Before 2012, it was accepted that the Fed focused on core inflation. The 2% goal was unscientifically chosen by the Alan Greenspan Fed in the mid-1990s, and core PCE quickly became the favored measure.

There are good reasons to target core inflation: monetary policy has little influence over food or energy prices; core is often seen as a good guide for where headline is headed; and it makes more sense in the event of energy or supply shocks, assuming inflation expectations remain anchored.

The Bureau of Economic Analysis says on its website that core PCE “is closely watched by the Federal Reserve as it conducts monetary policy.” Former Fed Chair Ben Bernanke said in an interview with Marketplace in May that core “is the inflation rate that they (policymakers) target at 2%.”

The reasoning here is that any pass-through to core inflation from energy or supply shocks is usually short-lived, and core is generally seen as the best predictor of the medium-term trend. In this sense, the Fed can simultaneously target headline while focus on core.

Since January 2012, the Fed’s policy-setting Federal Open Market Committee’s explicit longer-run annual inflation goal has been 2% “as measured by the annual change in the price index for personal consumption expenditures.”

The inflation environment in 2012 was very different. Core and headline rates were more closely aligned – indeed, headline was to fall significantly below core for much of 2015 and 2016.

Headline PCE is also clearly shown as the Fed’s long-run inflation goal in its Summary of Economic Projections tables.

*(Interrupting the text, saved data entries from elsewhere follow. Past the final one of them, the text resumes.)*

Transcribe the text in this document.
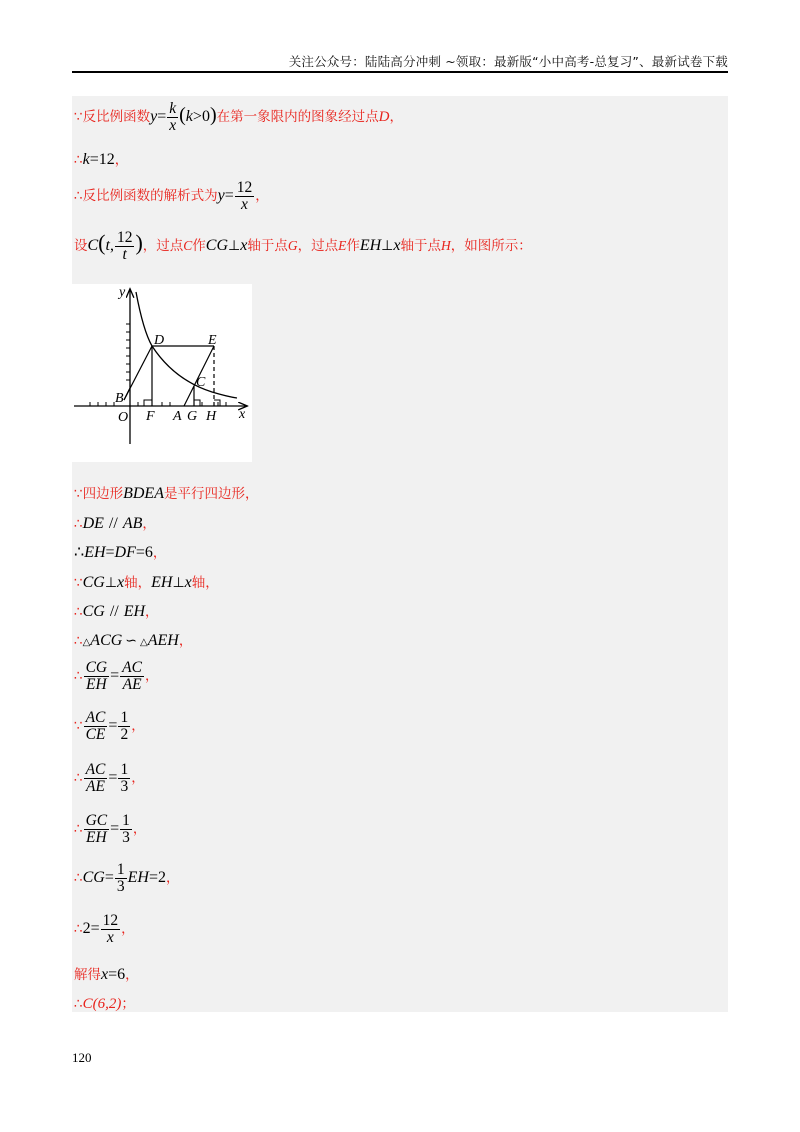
关注公众号：陆陆高分冲刺 ~领取：最新版“小中高考-总复习”、最新试卷下载
∵反比例函数$y= \frac{k}{x} (k>0)$在第一象限内的图象经过点D，
∴k=12，
∴反比例函数的解析式为$y= \frac{12}{x}$ ，
设C(t, $\frac{12}{t}$ )，过点C作CG⊥x轴于点G，过点E作EH⊥x轴于点H，如图所示：
y
x
O
B
D	E
C
F A G H
∵四边形BDEA是平行四边形，
∴DE // AB，
∴EH=DF=6，
∵CG⊥x轴，EH⊥x轴，
∴CG // EH，
∴△ACG ∽ △AEH，
∴ $\frac{CG}{EH} = \frac{AC}{AE}$ ，
∵ $\frac{AC}{CE} = \frac{1}{2}$ ，
∴ $\frac{AC}{AE} = \frac{1}{3}$ ，
∴ $\frac{GC}{EH} = \frac{1}{3}$ ，
∴CG= $\frac{1}{3} EH=2$，
∴2= $\frac{12}{x}$ ，
解得x=6，
∴C(6,2)；
120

This makes sense, too. Headline inflation is what most people experience and focus on, particularly the poorer in society, who spend a greater share of their income on food and energy. And prices are sharply higher across the board now.

Policymakers will be keen to avoid the criticism directed toward then-New York Fed President William Dudley in 2011, when he told an audience in New York that while food and energy prices were rising, the cost of other goods, such as iPads, was falling.

“I can’t eat an iPad,” shot back one audience member.

David Wessel at the Brookings Institution says that as long as both headline and core inflation are too high and moving in the wrong direction, the public and markets should expect the Fed to tighten policy further.

“It will get interesting when one of them is falling back towards target and one isn’t. They will have to make a judgment,” he said.

The Fed has raised its federal funds target range by 150 basis points so far this year to 1.50%-1.75%. Futures markets are pricing in further increases to around 3.50% by early next year, and Cleveland Fed President Loretta Mester on Wednesday said rates could ultimately top 4%.

Although U.S. recession risks are rising rapidly – 88% of respondents in a Deutsche Bank (ETR:DBKGn) client poll said there will be one within 18 months – the Fed seems squarely focused on bringing inflation down. Ideally, both core and headline.